AudioGPT: Understanding and Generating Speech, Music, Sound, and Talking Head
Abstract:
Large language models (LLMs) have exhibited remarkable capabilities across a variety of domains and tasks, challenging our understanding of learning and cognition. Despite the recent success, current LLMs are not capable of processing complex audio information or conducting spoken conversations (like Siri or Alexa).
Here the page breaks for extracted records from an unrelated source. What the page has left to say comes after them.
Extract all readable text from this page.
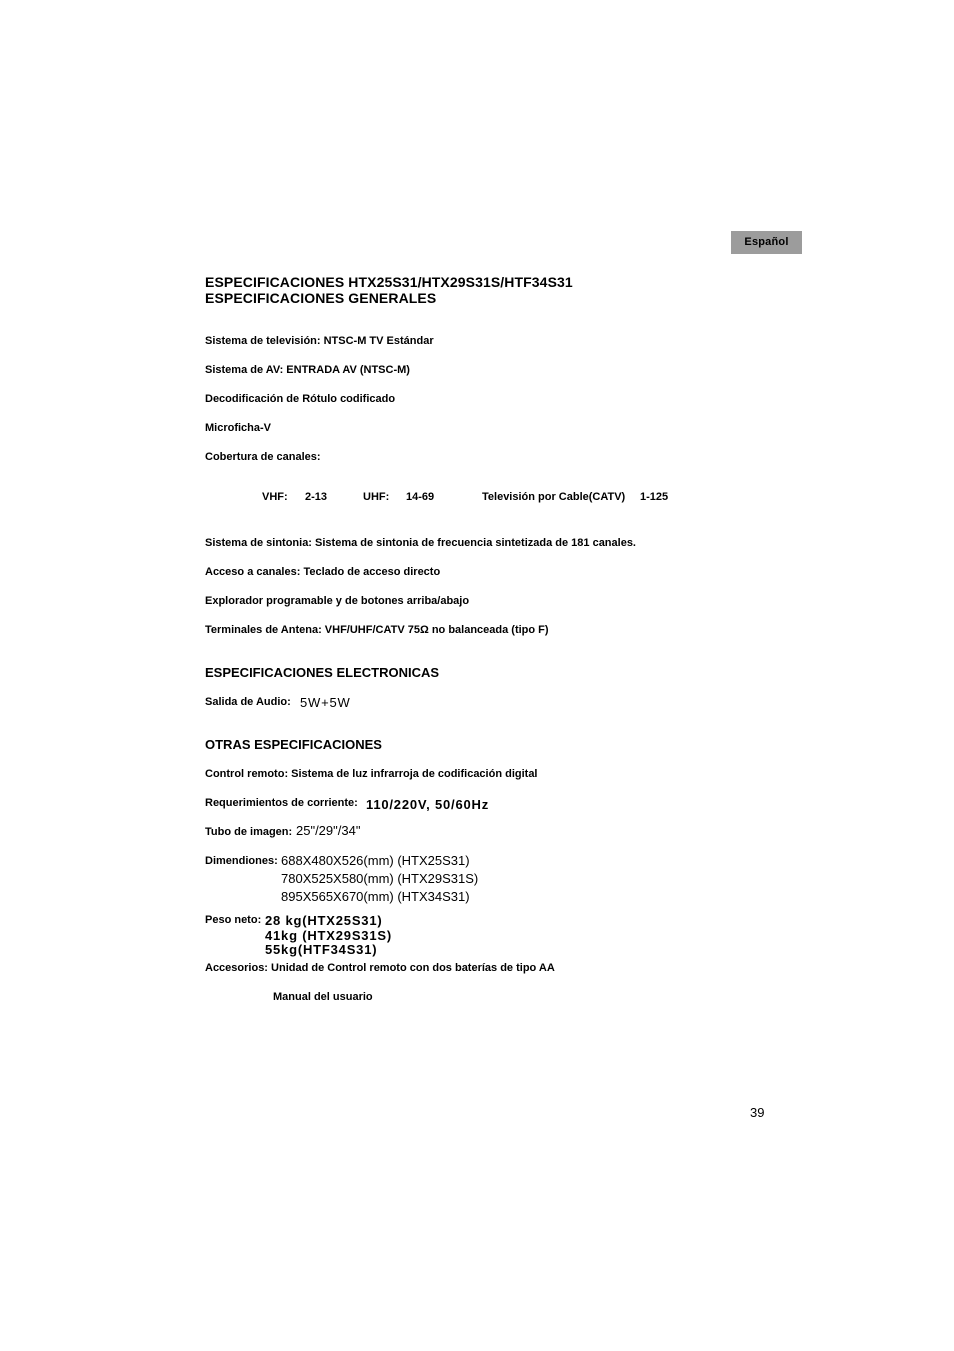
Español
ESPECIFICACIONES HTX25S31/HTX29S31S/HTF34S31
ESPECIFICACIONES GENERALES
Sistema de televisión: NTSC-M TV Estándar
Sistema de AV: ENTRADA AV (NTSC-M)
Decodificación de Rótulo codificado
Microficha-V
Cobertura de canales:
VHF: 2-13	UHF: 14-69	Televisión por Cable(CATV) 1-125
Sistema de sintonia: Sistema de sintonia de frecuencia sintetizada de 181 canales.
Acceso a canales: Teclado de acceso directo
Explorador programable y de botones arriba/abajo
Terminales de Antena: VHF/UHF/CATV 75Ω no balanceada (tipo F)
ESPECIFICACIONES ELECTRONICAS
Salida de Audio: 5W+5W
OTRAS ESPECIFICACIONES
Control remoto: Sistema de luz infrarroja de codificación digital
Requerimientos de corriente: 110/220V, 50/60Hz
Tubo de imagen: 25"/29"/34"
Dimendiones: 688X480X526(mm) (HTX25S31)
780X525X580(mm) (HTX29S31S)
895X565X670(mm) (HTX34S31)
Peso neto: 28 kg(HTX25S31)
41kg (HTX29S31S)
55kg(HTF34S31)
Accesorios: Unidad de Control remoto con dos baterías de tipo AA
Manual del usuario
39
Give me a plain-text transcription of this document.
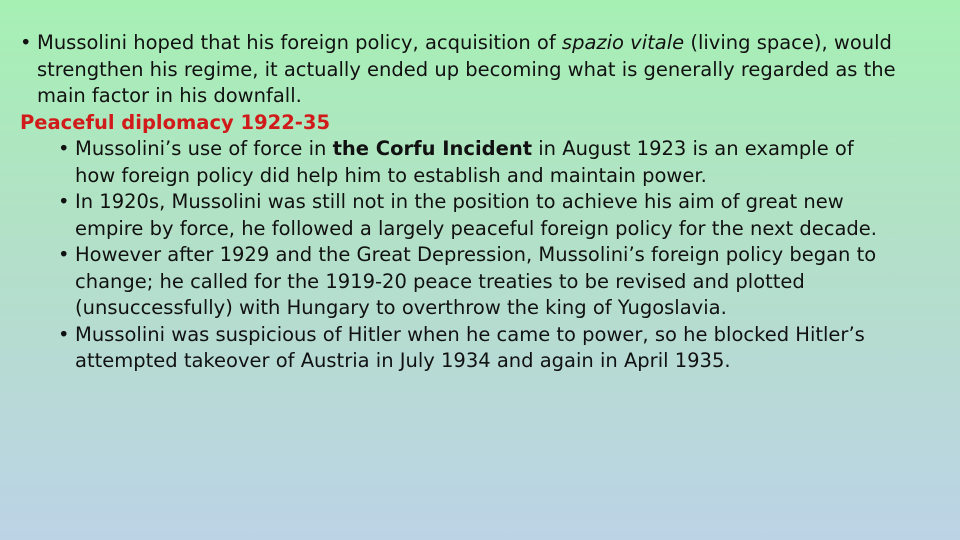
• Mussolini hoped that his foreign policy, acquisition of spazio vitale (living space), would strengthen his regime, it actually ended up becoming what is generally regarded as the main factor in his downfall.

Peaceful diplomacy 1922-35

• Mussolini’s use of force in the Corfu Incident in August 1923 is an example of how foreign policy did help him to establish and maintain power.

• In 1920s, Mussolini was still not in the position to achieve his aim of great new empire by force, he followed a largely peaceful foreign policy for the next decade.

• However after 1929 and the Great Depression, Mussolini’s foreign policy began to change; he called for the 1919-20 peace treaties to be revised and plotted (unsuccessfully) with Hungary to overthrow the king of Yugoslavia.

• Mussolini was suspicious of Hitler when he came to power, so he blocked Hitler’s attempted takeover of Austria in July 1934 and again in April 1935.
In this work, we propose a multi-modal AI system named AudioGPT, which complements LLMs (i.e., ChatGPT) with 1) foundation models to process complex audio information and solve numerous understanding and generation tasks; and 2) the input/output interface (ASR, TTS) to support spoken dialogue. With an increasing demand to evaluate multi-modal LLMs of human intention understanding and cooperation with foundation models, we outline the principles and processes and test AudioGPT in terms of consistency, capability, and robustness. Experimental results demonstrate the capabilities of AudioGPT in solving AI tasks with speech, music, sound, and talking head understanding and generation in multi-round dialogues, which empower humans to create rich and diverse audio content with unprecedented ease.
DataComp: In search of the next generation of multimodal datasets
Abstract:
Large multimodal datasets have been instrumental in recent breakthroughs such as CLIP, Stable Diffusion, and GPT-4. At the same time, datasets rarely receive the same research attention as model architectures or training algorithms. To address this shortcoming in the machine learning ecosystem, we introduce DataComp, a benchmark where the training code is fixed and researchers innovate by proposing new training sets. We provide a testbed for dataset experiments centered around a new candidate pool of 12.8B image-text pairs from Common Crawl. Participants in our benchmark design new filtering techniques or curate new data sources and then evaluate their new dataset by running our standardized CLIP training code and testing on 38 downstream test sets. Our benchmark consists of multiple scales, with four candidate pool sizes and associated compute budgets ranging from 12.8M to 12.8B samples seen during training. This multi-scale design facilitates the study of scaling trends and makes the benchmark accessible to researchers with varying resources.
Our baseline experiments show that the DataComp workflow is a promising way of improving multimodal datasets. We introduce DataComp-1B, a dataset created by applying a simple filtering algorithm to the 12.8B candidate pool. The resulting 1.4B subset enables training a CLIP ViT-L/14 from scratch to 79.2% zero-shot accuracy on ImageNet. Our new ViT-L/14 model outperforms a larger ViT-g/14 trained on LAION-2B by 0.7 percentage points while requiring 9x less training compute. We also outperform OpenAI's CLIP ViT-L/14 by 3.7 percentage points, which is trained with the same compute budget as our model. These gains highlight the potential for improving model performance by carefully curating training sets. We view DataComp-1B as only the first step and hope that DataComp paves the way toward the next generation of multimodal datasets.